Lexicons, at least the ones I've been in, produce settings that are surprisingly organic. And part of the fun in playing is subverting someone's phantom entry, to buck their expectations, hopefully in a way that will make them say "wow, cool". If all the players start (and remain!) on the same page as each other, this could produce something very interesting. But I think a lexicon's features (organicness; one-up-manship) are antithetical to a "good" game, so I fear the result would be interesting in the not-so-good way.
chadu From: [info]chadu Date: January 12th, 2006 07:09 pm (UTC) (Link)
Is the hope that this would produce a viable game?

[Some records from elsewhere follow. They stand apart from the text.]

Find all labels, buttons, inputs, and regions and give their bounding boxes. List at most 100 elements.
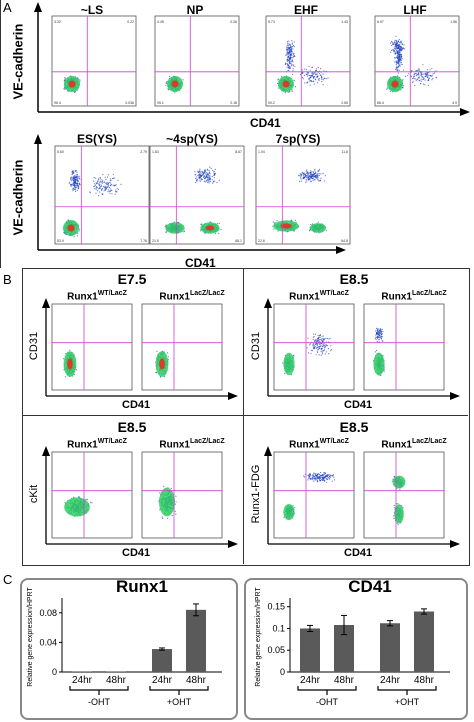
panel-b-stage: E7.5 — [117, 271, 147, 287]
group-label: +OHT — [395, 697, 420, 707]
y-axis-label: Relative gene expression/HPRT — [255, 587, 262, 687]
quadrant-value: 95.1 — [157, 101, 164, 105]
quadrant-value: 6.97 — [377, 20, 384, 24]
quadrant-value: 1.43 — [341, 20, 348, 24]
genotype-superscript: LacZ/LacZ — [189, 290, 225, 297]
flow-plot — [51, 451, 133, 539]
genotype-label-wt: Runx1WT/LacZ — [289, 290, 349, 303]
panel-a-label: A — [3, 0, 12, 15]
group-label: +OHT — [167, 697, 192, 707]
panel-a-row2-title: ~4sp(YS) — [166, 132, 218, 146]
genotype-superscript: LacZ/LacZ — [411, 438, 447, 445]
panel-a-row1-title: LHF — [403, 3, 427, 17]
group-label: -OHT — [88, 697, 110, 707]
genotype-label-lacz: Runx1LacZ/LacZ — [159, 438, 225, 451]
panel-a-row2-title: 7sp(YS) — [275, 132, 321, 146]
panel-a-row2-axes — [34, 134, 346, 254]
chart-title: CD41 — [348, 577, 391, 596]
genotype-label-wt: Runx1WT/LacZ — [289, 438, 349, 451]
panel-a-row1-title: ~LS — [80, 3, 104, 17]
bar — [186, 609, 206, 672]
panel-c-left-frame — [20, 578, 238, 720]
genotype-superscript: LacZ/LacZ — [411, 290, 447, 297]
flow-plot: 6.97 1.56 86.4 4.9 — [374, 15, 460, 107]
panel-b-xlabel: CD41 — [122, 399, 151, 411]
panel-b-axes — [42, 298, 238, 400]
flow-plot — [141, 303, 223, 391]
flow-plot: 1.83 8.67 21.5 68.1 — [149, 145, 245, 245]
panel-b-ylabel: Runx1-FDG — [250, 464, 262, 524]
y-tick-label: 0 — [280, 667, 285, 677]
quadrant-value: 96.4 — [54, 101, 61, 105]
x-tick-label: 48hr — [186, 675, 207, 686]
panel-b-axes — [264, 298, 460, 400]
genotype-superscript: LacZ/LacZ — [189, 438, 225, 445]
panel-a-row2-xlabel: CD41 — [185, 256, 216, 270]
panel-a-row1-xlabel: CD41 — [250, 116, 281, 130]
genotype-label-wt: Runx1WT/LacZ — [67, 290, 127, 303]
x-tick-label: 48hr — [106, 675, 127, 686]
panel-a-frame — [0, 0, 473, 268]
quadrant-value: 0.26 — [230, 20, 237, 24]
bar — [152, 649, 172, 672]
x-tick-label: 48hr — [414, 675, 435, 686]
y-tick-label: 0.15 — [267, 602, 285, 612]
flow-plot — [273, 303, 355, 391]
y-tick-label: 0.1 — [272, 623, 285, 633]
genotype-label-wt: Runx1WT/LacZ — [67, 438, 127, 451]
quadrant-value: 3.32 — [54, 20, 61, 24]
quadrant-value: 0.036 — [125, 101, 134, 105]
x-tick-label: 24hr — [380, 675, 401, 686]
panel-b-stage: E8.5 — [117, 419, 147, 435]
y-tick-label: 0 — [52, 667, 57, 677]
quadrant-value: 1.04 — [258, 150, 265, 154]
quadrant-value: 68.1 — [235, 239, 242, 243]
panel-b-ylabel: CD31 — [250, 331, 262, 361]
bar-chart: 0 0.04 0.08 Runx1 24hr 48hr 24hr 48hr -OHT +OHT Re… — [27, 577, 222, 707]
flow-plot — [363, 303, 445, 391]
quadrant-value: 21.5 — [152, 239, 159, 243]
panel-b-frame — [22, 268, 470, 566]
quadrant-value: 2.79 — [140, 150, 147, 154]
bar — [414, 611, 434, 672]
panel-b-xlabel: CD41 — [122, 547, 151, 559]
bar-chart: 0 0.05 0.1 0.15 CD41 24hr 48hr 24hr 48hr -OHT +OHT… — [255, 577, 450, 707]
chart-title: Runx1 — [116, 577, 168, 596]
quadrant-value: 1.83 — [152, 150, 159, 154]
panel-a-row2-title: ES(YS) — [76, 132, 117, 146]
genotype-superscript: WT/LacZ — [319, 290, 349, 297]
genotype-superscript: WT/LacZ — [97, 290, 127, 297]
panel-a-row1-title: EHF — [294, 3, 318, 17]
quadrant-value: 11.8 — [341, 150, 348, 154]
panel-b-divider-v — [243, 268, 244, 564]
panel-b-divider-h — [22, 415, 468, 416]
flow-plot — [363, 451, 445, 539]
bar — [334, 624, 354, 672]
genotype-label-lacz: Runx1LacZ/LacZ — [381, 290, 447, 303]
panel-c-label: C — [3, 572, 13, 587]
quadrant-value: 7.76 — [140, 239, 147, 243]
quadrant-value: 8.67 — [235, 150, 242, 154]
y-tick-label: 0.08 — [39, 608, 57, 618]
quadrant-value: 5.60 — [57, 150, 64, 154]
genotype-superscript: WT/LacZ — [319, 438, 349, 445]
quadrant-value: 2.65 — [341, 101, 348, 105]
panel-b-stage: E8.5 — [339, 271, 369, 287]
group-label: -OHT — [316, 697, 338, 707]
panel-c-right-frame — [244, 578, 468, 720]
quadrant-value: 22.6 — [258, 239, 265, 243]
flow-plot — [273, 451, 355, 539]
quadrant-value: 0.22 — [127, 20, 134, 24]
quadrant-value: 4.9 — [452, 101, 457, 105]
genotype-superscript: WT/LacZ — [97, 438, 127, 445]
bar — [380, 623, 400, 672]
panel-b-ylabel: CD31 — [28, 331, 40, 361]
quadrant-value: 5.73 — [268, 20, 275, 24]
quadrant-value: 83.9 — [57, 239, 64, 243]
flow-plot — [51, 303, 133, 391]
y-tick-label: 0.05 — [267, 645, 285, 655]
x-tick-label: 24hr — [72, 675, 93, 686]
panel-b-axes — [42, 446, 238, 548]
panel-b-label: B — [3, 272, 12, 287]
panel-b-xlabel: CD41 — [344, 547, 373, 559]
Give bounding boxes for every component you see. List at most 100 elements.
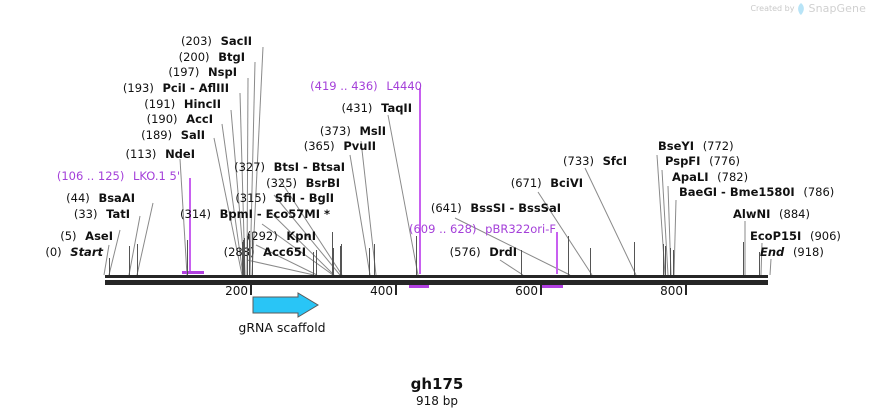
enzyme-site-tick[interactable]	[244, 238, 245, 275]
enzyme-label-btsi-btsai[interactable]: (327) BtsI - BtsaI	[234, 161, 345, 173]
enzyme-pos: (325)	[266, 176, 298, 190]
enzyme-label-hincii[interactable]: (191) HincII	[144, 98, 221, 110]
enzyme-site-tick[interactable]	[568, 236, 569, 275]
enzyme-site-tick[interactable]	[252, 232, 253, 275]
enzyme-site-tick[interactable]	[316, 250, 317, 275]
enzyme-label-nspi[interactable]: (197) NspI	[168, 66, 237, 78]
enzyme-label-sfii-bgli[interactable]: (315) SfiI - BglI	[235, 192, 334, 204]
enzyme-label-ecop15i[interactable]: EcoP15I (906)	[750, 230, 841, 242]
feature-label-l4440[interactable]: (419 .. 436) L4440	[310, 80, 422, 92]
enzyme-site-tick[interactable]	[369, 248, 370, 275]
feature-bar	[541, 285, 563, 288]
enzyme-label-bsrbi[interactable]: (325) BsrBI	[266, 177, 340, 189]
enzyme-pos: (288)	[223, 245, 255, 259]
enzyme-label-btgi[interactable]: (200) BtgI	[179, 51, 245, 63]
feature-label-pbr322ori-f[interactable]: (609 .. 628) pBR322ori-F	[409, 223, 556, 235]
enzyme-label-bsaai[interactable]: (44) BsaAI	[66, 192, 135, 204]
enzyme-label-apali[interactable]: ApaLI (782)	[672, 171, 748, 183]
enzyme-name: BciVI	[550, 176, 583, 190]
enzyme-site-tick[interactable]	[247, 236, 248, 275]
ruler-label-200: 200	[225, 284, 248, 298]
enzyme-pos: (365)	[303, 139, 335, 153]
enzyme-name: SfcI	[602, 154, 627, 168]
sequence-backbone[interactable]	[105, 280, 768, 285]
enzyme-name: BseYI	[658, 139, 695, 153]
enzyme-site-tick[interactable]	[333, 248, 334, 275]
enzyme-label-acc65i[interactable]: (288) Acc65I	[224, 246, 306, 258]
enzyme-label-msli[interactable]: (373) MslI	[320, 125, 386, 137]
enzyme-site-tick[interactable]	[243, 240, 244, 275]
enzyme-name: TaqII	[381, 101, 412, 115]
enzyme-site-tick[interactable]	[129, 246, 130, 275]
enzyme-site-tick[interactable]	[109, 258, 110, 275]
feature-bar	[182, 271, 204, 274]
feature-label-lko1-5prime[interactable]: (106 .. 125) LKO.1 5'	[57, 170, 180, 182]
enzyme-pos: (906)	[809, 229, 841, 243]
enzyme-name: BtgI	[218, 50, 245, 64]
enzyme-label-bpmi-eco57mi[interactable]: (314) BpmI - Eco57MI *	[180, 208, 330, 220]
sequence-end-label[interactable]: End (918)	[760, 246, 824, 258]
enzyme-label-kpni[interactable]: (292) KpnI	[247, 230, 316, 242]
enzyme-pos: (772)	[702, 139, 734, 153]
enzyme-label-sfci[interactable]: (733) SfcI	[563, 155, 627, 167]
enzyme-site-tick[interactable]	[521, 250, 522, 275]
enzyme-pos: (203)	[180, 34, 212, 48]
enzyme-site-tick[interactable]	[242, 244, 243, 275]
enzyme-name: SalI	[180, 128, 205, 142]
enzyme-name: NspI	[208, 65, 237, 79]
enzyme-label-drdi[interactable]: (576) DrdI	[450, 246, 517, 258]
enzyme-label-bseyi[interactable]: BseYI (772)	[658, 140, 734, 152]
enzyme-label-pvuii[interactable]: (365) PvuII	[304, 140, 376, 152]
enzyme-site-tick[interactable]	[634, 242, 635, 275]
enzyme-name: BtsI - BtsaI	[273, 160, 345, 174]
enzyme-label-sacii[interactable]: (203) SacII	[181, 35, 252, 47]
enzyme-site-tick[interactable]	[187, 240, 188, 275]
enzyme-site-tick[interactable]	[416, 236, 417, 275]
snapgene-leaf-icon	[797, 2, 805, 15]
ruler-tick-800	[685, 285, 687, 295]
enzyme-pos: (315)	[235, 191, 267, 205]
enzyme-pos: (33)	[73, 207, 98, 221]
enzyme-site-tick[interactable]	[673, 250, 674, 275]
enzyme-name: NdeI	[165, 147, 195, 161]
enzyme-site-tick[interactable]	[670, 248, 671, 275]
enzyme-pos: (190)	[146, 112, 178, 126]
enzyme-label-ndei[interactable]: (113) NdeI	[125, 148, 195, 160]
enzyme-pos: (776)	[709, 154, 741, 168]
enzyme-label-acci[interactable]: (190) AccI	[147, 113, 213, 125]
feature-range: (106 .. 125)	[56, 169, 125, 183]
enzyme-label-alwni[interactable]: AlwNI (884)	[733, 208, 810, 220]
enzyme-label-pcii-afliii[interactable]: (193) PciI - AflIII	[123, 82, 229, 94]
enzyme-pos: (113)	[125, 147, 157, 161]
ruler-tick-400	[395, 285, 397, 295]
enzyme-site-tick[interactable]	[374, 244, 375, 275]
enzyme-site-tick[interactable]	[313, 252, 314, 275]
watermark-brand: SnapGene	[808, 2, 866, 15]
enzyme-site-tick[interactable]	[759, 252, 760, 275]
enzyme-site-tick[interactable]	[590, 248, 591, 275]
sequence-start-label[interactable]: (0) Start	[45, 246, 103, 258]
enzyme-pos: (327)	[234, 160, 266, 174]
enzyme-site-tick[interactable]	[663, 244, 664, 275]
enzyme-label-asei[interactable]: (5) AseI	[60, 230, 113, 242]
enzyme-label-bsssi-bsssai[interactable]: (641) BssSI - BssSaI	[431, 202, 561, 214]
enzyme-label-taqii[interactable]: (431) TaqII	[341, 102, 412, 114]
enzyme-site-tick[interactable]	[743, 242, 744, 275]
page-title: gh175	[410, 375, 464, 393]
enzyme-site-tick[interactable]	[137, 244, 138, 275]
enzyme-label-bcivi[interactable]: (671) BciVI	[511, 177, 583, 189]
enzyme-site-tick[interactable]	[665, 246, 666, 275]
enzyme-name: PvuII	[343, 139, 376, 153]
feature-range: (419 .. 436)	[310, 79, 378, 93]
ruler-tick-600	[540, 285, 542, 295]
grna-scaffold-arrow[interactable]	[252, 292, 320, 322]
enzyme-pos: (641)	[430, 201, 462, 215]
enzyme-label-tati[interactable]: (33) TatI	[74, 208, 130, 220]
enzyme-label-sali[interactable]: (189) SalI	[141, 129, 205, 141]
enzyme-site-tick[interactable]	[340, 246, 341, 275]
enzyme-label-baegi-bme1580i[interactable]: BaeGI - Bme1580I (786)	[679, 186, 834, 198]
enzyme-label-pspfi[interactable]: PspFI (776)	[665, 155, 740, 167]
enzyme-site-tick[interactable]	[332, 232, 333, 275]
enzyme-site-tick[interactable]	[249, 234, 250, 275]
enzyme-site-tick[interactable]	[341, 244, 342, 275]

Or that it would produce a starting point for one? Or just for fun?


A little from each column, I think.

I'm betting that the organic/onesupmanship nature would make any set of rules a tangled web, but I'm betting that a balanced number of people would go for "support/improve" as well as "subvert/undercut".

In any case, the resulting game will serve as a compost heap o' rules -- which should provide fertile ground for a "revision" that cleans up inconsistencies and such.

One issue I've just thought of might be to include a "voting" aspect (a la Nomic) when same-named entries come into conflict -- say, in the Cs, when several folks develop a "combat" entry.

I'd probably also make it a 3 valued vote -- Yes, No, and Fuse. (Fuse being "combine this with another rule.")

CU
taschoene From: [info]taschoene Date: January 12th, 2006 10:05 pm (UTC) (Link)
I see this as having huge train-wreck poential, but it could well be interesting in exactly the same way that train wrecks are.

macklinr From: [info]macklinr Date: January 12th, 2006 08:29 pm (UTC) (Link)
I would definitely be interested. This sort of thing sounds right up my alley.
adamdray From: [info]adamdray Date: January 12th, 2006 10:03 pm (UTC) (Link)
If you want a wiki, tell me what to call it and I can set up mediawiki, the same software that wikipedia.org uses. Takes me about 15-20 minutes. It'd be at whatyouwannacallit.legendary.org. No cost to me or you.